Besides tainted social media marketing, ethical issues such as privacy, bullying, defamation and more were called to attention.
(Cartoon Source: Pinterest)
Easter’s indication of lowered privacy’s effect between teachers and students could affect the professionalism at hand. Lowered privacy could foster a stronger bonding between teachers and students. With that said, there should be a line drawn. It isn’t ethical when the professionalism is compromised. It isn’t ethical with the abuse of personal information.
(Picture Source: Ethics in Graphic Design)
From a business perspective, Yixin raised the issue of social media spreading the false perception of beauty. When managing corporate social media accounts, conflicting issues of popular content versus ethical content may arise. Marketers who measure success by the outreach and like count are likely to forsake ethical content.

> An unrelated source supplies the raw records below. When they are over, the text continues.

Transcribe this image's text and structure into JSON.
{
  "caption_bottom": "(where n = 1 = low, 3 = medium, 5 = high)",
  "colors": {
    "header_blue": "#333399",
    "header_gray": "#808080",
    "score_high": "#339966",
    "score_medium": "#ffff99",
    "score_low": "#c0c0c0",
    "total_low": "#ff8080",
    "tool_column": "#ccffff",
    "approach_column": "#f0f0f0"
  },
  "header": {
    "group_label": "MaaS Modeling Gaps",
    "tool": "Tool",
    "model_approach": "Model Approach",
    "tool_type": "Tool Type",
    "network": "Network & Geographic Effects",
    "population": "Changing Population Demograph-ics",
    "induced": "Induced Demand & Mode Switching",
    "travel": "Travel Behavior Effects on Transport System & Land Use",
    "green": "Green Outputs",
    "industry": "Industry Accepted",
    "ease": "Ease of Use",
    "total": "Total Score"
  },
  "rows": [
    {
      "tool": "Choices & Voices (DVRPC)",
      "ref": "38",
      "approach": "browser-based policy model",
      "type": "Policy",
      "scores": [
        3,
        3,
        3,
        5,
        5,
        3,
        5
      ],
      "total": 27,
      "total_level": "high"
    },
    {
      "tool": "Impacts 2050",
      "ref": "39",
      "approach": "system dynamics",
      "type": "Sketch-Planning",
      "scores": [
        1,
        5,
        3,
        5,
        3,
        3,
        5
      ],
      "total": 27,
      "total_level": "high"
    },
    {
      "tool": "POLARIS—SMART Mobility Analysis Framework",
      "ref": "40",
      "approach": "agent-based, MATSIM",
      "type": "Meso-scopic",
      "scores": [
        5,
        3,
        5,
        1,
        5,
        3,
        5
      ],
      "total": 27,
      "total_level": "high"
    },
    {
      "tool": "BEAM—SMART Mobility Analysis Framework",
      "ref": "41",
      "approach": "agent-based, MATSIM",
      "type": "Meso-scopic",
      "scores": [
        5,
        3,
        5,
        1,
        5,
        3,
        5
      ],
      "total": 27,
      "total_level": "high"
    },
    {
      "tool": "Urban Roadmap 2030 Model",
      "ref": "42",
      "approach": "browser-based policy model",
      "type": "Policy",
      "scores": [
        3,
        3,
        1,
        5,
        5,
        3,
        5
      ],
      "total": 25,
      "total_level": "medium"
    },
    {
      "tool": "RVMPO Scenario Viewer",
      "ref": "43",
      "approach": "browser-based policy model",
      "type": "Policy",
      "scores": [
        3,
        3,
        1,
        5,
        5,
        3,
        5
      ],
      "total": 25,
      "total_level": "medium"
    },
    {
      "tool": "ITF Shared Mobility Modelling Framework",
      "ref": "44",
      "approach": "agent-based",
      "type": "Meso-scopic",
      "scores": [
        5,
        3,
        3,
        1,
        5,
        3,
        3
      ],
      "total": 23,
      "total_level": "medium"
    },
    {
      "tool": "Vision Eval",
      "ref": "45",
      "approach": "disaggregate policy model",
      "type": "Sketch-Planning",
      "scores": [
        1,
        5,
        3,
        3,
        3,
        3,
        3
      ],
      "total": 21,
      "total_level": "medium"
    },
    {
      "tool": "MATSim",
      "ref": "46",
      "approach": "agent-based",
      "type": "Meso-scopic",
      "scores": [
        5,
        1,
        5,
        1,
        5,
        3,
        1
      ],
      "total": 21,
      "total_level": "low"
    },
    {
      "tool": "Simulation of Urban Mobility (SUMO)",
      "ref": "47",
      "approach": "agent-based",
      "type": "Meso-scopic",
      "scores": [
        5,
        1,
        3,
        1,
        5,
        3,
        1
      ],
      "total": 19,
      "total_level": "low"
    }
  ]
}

Posting controversial content on a social media account may be acceptable, but posting controversial content on a corporate social media account isn’t. Consider that the influence of a corporate social media account will be much greater, with the high follower count.
Vanna’s post reinforced my view that bashing corporate competitors is highly unethical. Defaming competitors reveals that the company doubts its own strengths and tries to leverage their position by pushing competitors down. Not classy. Furthermore, customers are not oblivious to their unethical acts and may refuse to invest in the business in future. Like my example of the Singtel-Gushcloud controversy, customers will feel unimpressed with the brand after the cover is blown.
Ryan’s comment had me questioning myself. If I ever receive instructions from my company to post false or defamatory content, would I agree to do so?
With the experience I have had in content marketing, I was tasked to always search for evidences before posting anything in my company’s name to uphold truth in the brand. Most of this consideration is also tied to the strict Singapore laws on defamation, where consequences will be dire. Therefore, no, I would definitely decline to lie or downplay competitors as I value my ethics more than a job that demeans morality.